I continue to see article after article addressing how to withdraw funds from non-taxable accounts (as is required) beginning at the age of 70 1/2. Trouble is, most of these articles seem to begin with the premise that everyone has $1 million (or more) invested.
If one does further research you will find that only a small percentage of retirees have more than $100,000 saved. I am rapidly approaching the age where I too will have to begin required mandatory withdrawals, and being somewhat better off than those at the low end of the savings spectrum, but certainly not in the range of retirees addressed by the aforementioned articles, I find myself in need of a more realistic strategy.
The financial planning pundits espouse the "four percent withdrawal strategy," whereby at attainment of age 70 1/2 one begins the good life by withdrawing four percent of the funds in non-taxable accounts, to be followed by subsequent annual withdrawals, each of which is adjusted for inflation. This strategy is excellent if one has savings that fall into the "magic" $1 million (or $1 million-plus) realm.
What about the rest of us, the vast majority of newly retired, or semi-retired individuals whose savings resources do not approach these lofty heights? Between Social (in)Security payments, a pension (if one has such a vehicle) and investments, a four percent withdrawal just doesn't translate into the "good life."
In this, and subsequent articles I would like to share my approach to a strategy that I will use to maximize investment income for my golden years. I believe that this approach can be a fit for anyone that has not attained the level of savings necessary such that a four percent annual withdrawal provides adequate living expenses.
I must begin by stating that I do not personally believe in retirement - we should be productive as long as we can and are still able to make a contribution.
For people like myself who have not quite attained the million-dollar investment plateau, the traditional ultra-conservative reliance on a portfolio overweighted with lower-yielding fixed-income investments doesn't cut it. I am heartened to see that of late many financial advisors are straying from typical retiree portfolio that is overweight with lower-yielding fixed-income investments.
The strategy that I have devised is based upon withdrawing only dividend income from both taxable, and non-taxable accounts, leaving the principal as untouched as possible. My strategy seeks investment vehicles that offer on average a yield of seven percent at minimum.
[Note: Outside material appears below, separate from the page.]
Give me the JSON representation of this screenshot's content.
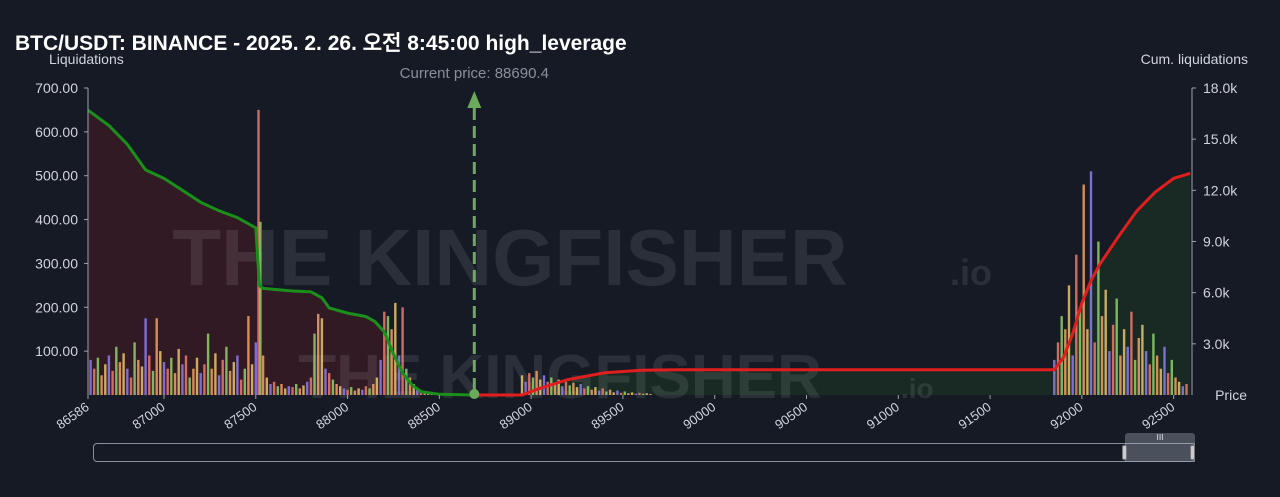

Needless to say, this approach requires slightly more risk than does a four percent withdrawal based upon a million dollar nestegg.
As you will see, it is possible to attain these levels of return with significantly lower risk than with a more speculative portfolio by allocating our investment resources among a combination of real estate investment trusts; master limited partnerships; business development companies; royalty trusts (domestic and foreign); and closed-end funds combining foreign stocks, income vehicles, precious metals and commodities.
Allocating your investment funds to include each of these vehicles will afford adequate diversification across a fairly wide range of sectors, each of which typically returns a higher yield than typical large cap, dividend growth stocks. Not that there is anything wrong with a strategy encompassing dividend growth stocks, provided one has an adequate amount of capital to invest to garner the three to four percent yields that this approach offers.
My approach, which for lack of a better name, shall be termed the "Protected Principal Retirement Strategy." Specific investment categories are as follows:
Master Limited Partnerships - primarily midstream assets - "the toll collectors," moreover, those with a long track record of increasing quarterly distributions, even in times of poor market conditions.
Real Estate Investment Trusts - primarily equity REITs, either individual stocks or a combination of domestic and foreign REITs attainable through closed-end funds. I tend to shy away from all but a select few mREITs, as I well remember their 2008 debacle.
Royalty Trusts - a combination of U.S. and Canadian oil and gas trusts. I look specifically for Canadian exploration and production trusts that have survived the Halloween Canadian Trust Debacle with dividend payments intact, and U.S. Trusts where I can divide my investment between oil, natural gas, and natural gas liquids.
Business Development Companies - I consider the BDCs a riskier component of my strategy, since their dividends tend to fluctuate more with market conditions. Therefore, my allocation to this sector will be much smaller than to others. The key here is to stick with those that have not reduced dividends during bear markets, to the maximum extent possible.
Closed-End Funds - I prefer closed-end funds over mutual funds for two primary reasons: 1) you can purchase shares at a discount to net asset value, and 2) they typically pay higher dividends. Diversifying among foreign stocks, emerging market stocks, precious metals and commodities can accomplished using CEFs much easier than by purchasing individual stocks. In addition, CEFs afford opportunities to secure fixed income investments much easier than buying individual bonds. I especially like senior loans, readily available through several CEFs.
In future articles I will discuss how I would suggest allocating funds among each of these investment vehicles, and will also cover each type of vehicle in greater detail (evaluative criteria, dividends and distributions), and share my current recommendations for investments on a category by category basis.
Disclaimer: I am not a registered investment advisor, nor do I believe that the stocks and funds that I will discuss in future articles are the "only means to an end" when using this strategy.